This is a charge that can be levied on all forms of income. Earnings, Unemployment Benefits, Disability Benefits, Retirement pensions can all be taken into account. For the purposes of the calculation all income from Housing Benefit and Council Tax Benefit are taken into account. A financial assessment is carried out by each local authority on each person assessed for services.
Many local authorities will insist that every person who receives social care takes additional help to claim and maximise any income related benefits that they may be entitled to. This is done in order to increase the amount of income of person has so that they pay more Care Tax.
Savings whether they have already have income tax paid on them or are invested in Tax free plans such as ISAs are treated as having a notional income. Savings are divided into 3 bands.
1.The first band is an amount that is treated as being completely disregarded. This can be as low as £6,000 in Midlothian up to £14,500 in Dumfries & Galloway. This amount is not included in the income calculation and will not be used to contribute to the Care Tax.

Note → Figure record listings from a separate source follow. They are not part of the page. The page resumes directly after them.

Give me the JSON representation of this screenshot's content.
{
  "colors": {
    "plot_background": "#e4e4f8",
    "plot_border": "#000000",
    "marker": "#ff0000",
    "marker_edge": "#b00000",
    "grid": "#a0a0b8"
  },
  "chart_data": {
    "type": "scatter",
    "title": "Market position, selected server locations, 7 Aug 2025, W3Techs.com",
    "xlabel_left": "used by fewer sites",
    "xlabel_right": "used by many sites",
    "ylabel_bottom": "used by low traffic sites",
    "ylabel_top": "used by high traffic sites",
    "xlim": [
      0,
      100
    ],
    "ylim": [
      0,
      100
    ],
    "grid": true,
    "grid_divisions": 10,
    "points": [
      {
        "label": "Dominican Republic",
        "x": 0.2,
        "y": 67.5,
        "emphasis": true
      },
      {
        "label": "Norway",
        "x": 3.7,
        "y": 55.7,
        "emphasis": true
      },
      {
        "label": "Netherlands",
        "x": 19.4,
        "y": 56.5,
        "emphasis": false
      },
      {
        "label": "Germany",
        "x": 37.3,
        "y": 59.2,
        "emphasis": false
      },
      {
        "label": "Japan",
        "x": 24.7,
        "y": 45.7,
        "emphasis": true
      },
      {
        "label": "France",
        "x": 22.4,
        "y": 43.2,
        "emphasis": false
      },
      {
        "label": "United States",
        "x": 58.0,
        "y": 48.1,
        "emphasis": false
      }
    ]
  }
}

2.Savings between the disregarded limit and a local maximum is treated as generating income at between 10% and 20% per annum. Such interest rates are between 5 and 10 times as much as can be gained in the Best Buy savings accounts in 2013. The result is a net depletion of savings in this intermediate band. The higher 20% income assumption is applied in councils such as Glasgow City, North Ayrshire, South Lanarkshire and 5 other council areas.
The local maximum can vary from as low as 12,000 up to £23,500 while yet more councils treat all savings above the minimum as generating income at the set interest rate. Despite the Wonga type interest levels, having a high or infinite maximum can allow savers to use their savings for other choices in their lives. Whether this is additional respite breaks or superior aids and adaptions, many benefit from the flexibility.
3. Where there is a local maximum level for savings, then all savings above that maximum level are treated as available income. That means people must pay the full cost of their social care services until their savings fall to the maximum level. As a result in East Lothian, someone with £25,000 of savings would probably have to pay the first £9,000 of their social care costs before it was assessed on their income. In Edinburgh, the same person would probably only have to pay £1,500. And in Highland, that person would be able to benefit from an income assessment from the start as there is no savings maximum.